The mouthless demon in question, part of a pair, was able to communicate telepathically – the reason they gave our favorite Slayer such a run for her money. As half the pair is vanquished, Buffy ends up with some of its blood on her hand. It’s absorbed quickly and her hand begins to itch. Concerned, Buffy consults Giles, who warns ominously that it’s possible she could have been infected with “an aspect of the demon.” In this case, Buffy’s “aspect” was being able to read people’s thoughts – a trick that sounds neat at first, but becomes radically less so as the episode progresses.

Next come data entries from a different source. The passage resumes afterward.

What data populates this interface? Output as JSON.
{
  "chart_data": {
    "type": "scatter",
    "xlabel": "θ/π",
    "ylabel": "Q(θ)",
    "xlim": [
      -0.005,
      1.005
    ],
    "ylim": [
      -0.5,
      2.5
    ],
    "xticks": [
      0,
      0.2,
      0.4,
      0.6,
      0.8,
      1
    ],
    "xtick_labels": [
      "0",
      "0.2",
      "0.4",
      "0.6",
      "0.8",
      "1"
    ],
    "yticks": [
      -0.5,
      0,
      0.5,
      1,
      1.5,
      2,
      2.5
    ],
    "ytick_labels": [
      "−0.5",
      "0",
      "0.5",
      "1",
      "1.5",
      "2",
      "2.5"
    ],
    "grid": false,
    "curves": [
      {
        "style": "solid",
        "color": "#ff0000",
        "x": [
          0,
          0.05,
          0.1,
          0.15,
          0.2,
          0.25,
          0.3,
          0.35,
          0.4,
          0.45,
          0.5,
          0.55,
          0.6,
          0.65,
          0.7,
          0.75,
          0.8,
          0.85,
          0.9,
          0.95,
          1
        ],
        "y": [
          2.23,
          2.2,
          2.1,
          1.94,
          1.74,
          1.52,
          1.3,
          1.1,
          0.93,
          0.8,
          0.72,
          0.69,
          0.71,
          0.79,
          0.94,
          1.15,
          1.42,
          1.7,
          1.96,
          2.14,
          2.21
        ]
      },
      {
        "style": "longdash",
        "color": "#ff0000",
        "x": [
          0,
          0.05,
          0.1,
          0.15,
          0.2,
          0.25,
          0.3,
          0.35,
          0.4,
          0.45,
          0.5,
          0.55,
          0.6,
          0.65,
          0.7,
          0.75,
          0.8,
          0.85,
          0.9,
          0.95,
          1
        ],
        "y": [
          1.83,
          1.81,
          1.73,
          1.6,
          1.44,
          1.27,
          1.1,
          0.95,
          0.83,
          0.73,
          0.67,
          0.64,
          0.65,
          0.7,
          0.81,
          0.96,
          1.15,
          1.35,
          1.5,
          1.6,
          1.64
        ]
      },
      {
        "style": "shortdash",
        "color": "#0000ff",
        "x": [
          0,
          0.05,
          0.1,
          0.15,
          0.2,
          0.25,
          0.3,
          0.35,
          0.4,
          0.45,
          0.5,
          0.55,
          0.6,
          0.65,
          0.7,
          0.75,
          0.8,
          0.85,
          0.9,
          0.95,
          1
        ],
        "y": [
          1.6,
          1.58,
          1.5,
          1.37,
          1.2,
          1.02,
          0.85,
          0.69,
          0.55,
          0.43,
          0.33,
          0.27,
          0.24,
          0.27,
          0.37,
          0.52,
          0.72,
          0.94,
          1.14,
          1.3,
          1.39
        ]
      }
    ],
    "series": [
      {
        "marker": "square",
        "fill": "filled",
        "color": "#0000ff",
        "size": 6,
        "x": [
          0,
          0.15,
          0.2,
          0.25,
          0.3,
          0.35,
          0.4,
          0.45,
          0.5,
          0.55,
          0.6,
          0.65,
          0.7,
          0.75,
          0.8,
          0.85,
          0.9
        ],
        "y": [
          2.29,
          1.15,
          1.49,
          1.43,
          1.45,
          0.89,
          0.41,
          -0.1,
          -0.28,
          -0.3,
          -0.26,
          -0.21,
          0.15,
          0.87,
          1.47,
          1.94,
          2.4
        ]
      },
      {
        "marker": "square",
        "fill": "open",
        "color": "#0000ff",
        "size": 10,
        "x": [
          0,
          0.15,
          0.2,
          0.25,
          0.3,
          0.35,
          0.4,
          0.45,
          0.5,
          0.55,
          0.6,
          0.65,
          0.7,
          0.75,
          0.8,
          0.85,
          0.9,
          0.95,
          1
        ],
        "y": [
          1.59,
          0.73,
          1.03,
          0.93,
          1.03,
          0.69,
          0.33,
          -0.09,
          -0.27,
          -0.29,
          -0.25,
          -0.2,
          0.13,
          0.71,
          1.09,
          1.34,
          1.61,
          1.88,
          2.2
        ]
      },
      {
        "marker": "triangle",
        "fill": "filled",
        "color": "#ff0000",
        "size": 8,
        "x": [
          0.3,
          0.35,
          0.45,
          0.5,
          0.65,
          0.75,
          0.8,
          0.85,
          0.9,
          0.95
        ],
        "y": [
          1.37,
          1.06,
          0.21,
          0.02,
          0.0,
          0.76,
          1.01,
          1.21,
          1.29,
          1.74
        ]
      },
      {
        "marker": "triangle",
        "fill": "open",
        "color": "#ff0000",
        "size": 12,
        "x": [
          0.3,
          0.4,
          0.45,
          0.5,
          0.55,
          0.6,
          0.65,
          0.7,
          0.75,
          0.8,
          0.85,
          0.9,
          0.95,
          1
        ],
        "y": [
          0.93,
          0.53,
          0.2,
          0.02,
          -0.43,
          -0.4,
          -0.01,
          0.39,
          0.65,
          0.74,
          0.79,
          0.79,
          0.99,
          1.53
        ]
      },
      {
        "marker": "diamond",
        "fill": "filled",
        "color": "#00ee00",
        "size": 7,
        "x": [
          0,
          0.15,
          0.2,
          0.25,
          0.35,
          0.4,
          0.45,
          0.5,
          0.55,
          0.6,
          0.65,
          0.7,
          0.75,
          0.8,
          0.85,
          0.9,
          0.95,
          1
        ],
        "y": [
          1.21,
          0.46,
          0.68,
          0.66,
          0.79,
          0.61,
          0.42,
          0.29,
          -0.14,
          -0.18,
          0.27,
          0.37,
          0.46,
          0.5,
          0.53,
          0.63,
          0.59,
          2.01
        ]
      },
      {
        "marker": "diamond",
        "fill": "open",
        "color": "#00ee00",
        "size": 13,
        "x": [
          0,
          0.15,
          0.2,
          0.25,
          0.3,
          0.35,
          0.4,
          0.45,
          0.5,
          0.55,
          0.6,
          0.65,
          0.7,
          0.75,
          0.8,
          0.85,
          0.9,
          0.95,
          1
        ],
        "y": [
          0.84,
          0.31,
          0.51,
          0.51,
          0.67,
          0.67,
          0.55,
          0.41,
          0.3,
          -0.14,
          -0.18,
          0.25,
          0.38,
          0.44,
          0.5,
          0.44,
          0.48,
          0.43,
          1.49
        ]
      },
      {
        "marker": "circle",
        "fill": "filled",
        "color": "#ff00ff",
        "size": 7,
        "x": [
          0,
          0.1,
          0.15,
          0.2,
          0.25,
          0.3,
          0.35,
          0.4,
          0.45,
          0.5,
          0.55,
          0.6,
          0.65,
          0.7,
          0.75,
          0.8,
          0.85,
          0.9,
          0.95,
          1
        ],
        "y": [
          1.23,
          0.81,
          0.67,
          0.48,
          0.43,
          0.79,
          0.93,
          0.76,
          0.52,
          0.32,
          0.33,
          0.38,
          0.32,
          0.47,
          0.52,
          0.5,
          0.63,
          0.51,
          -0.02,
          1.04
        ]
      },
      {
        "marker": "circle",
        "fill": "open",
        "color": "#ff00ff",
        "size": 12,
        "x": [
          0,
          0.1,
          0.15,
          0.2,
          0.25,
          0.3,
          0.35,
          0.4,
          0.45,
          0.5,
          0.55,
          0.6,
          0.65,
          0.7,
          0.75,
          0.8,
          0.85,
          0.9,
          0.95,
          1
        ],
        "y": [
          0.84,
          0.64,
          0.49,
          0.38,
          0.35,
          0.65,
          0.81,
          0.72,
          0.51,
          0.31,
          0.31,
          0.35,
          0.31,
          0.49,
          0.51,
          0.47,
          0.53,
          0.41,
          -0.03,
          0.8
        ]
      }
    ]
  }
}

Through a fluke of timing and availability that really translates to “right place, right time,” I was able to get my first round of Moderna’s COVID-19 vaccine last Friday. If we all go along with the analogy of COVID being a demon in desperate need of slaying, well, it seems I managed to get my own minor version of its aspect once it worked its way into my bloodstream.
I didn’t get to do any mind reading, but I did develop what I’m affectionately calling a temporary case of narcolepsy. For the better part of Saturday and Sunday, I fell asleep every single time I sat down. Want to watch something on TV? Fall asleep. Want to read a book? Fall asleep. Look something up online? Fall asleep.
As aspects of the demon go, it wasn’t entirely unpleasant, but I’m glad it seems to be over now. Falling asleep repeatedly throughout the day is a real productivity killer. Hopefully the second round results will be as innocuous and not cause me to sprout an ill-placed horn or wake up as a Fyral demon.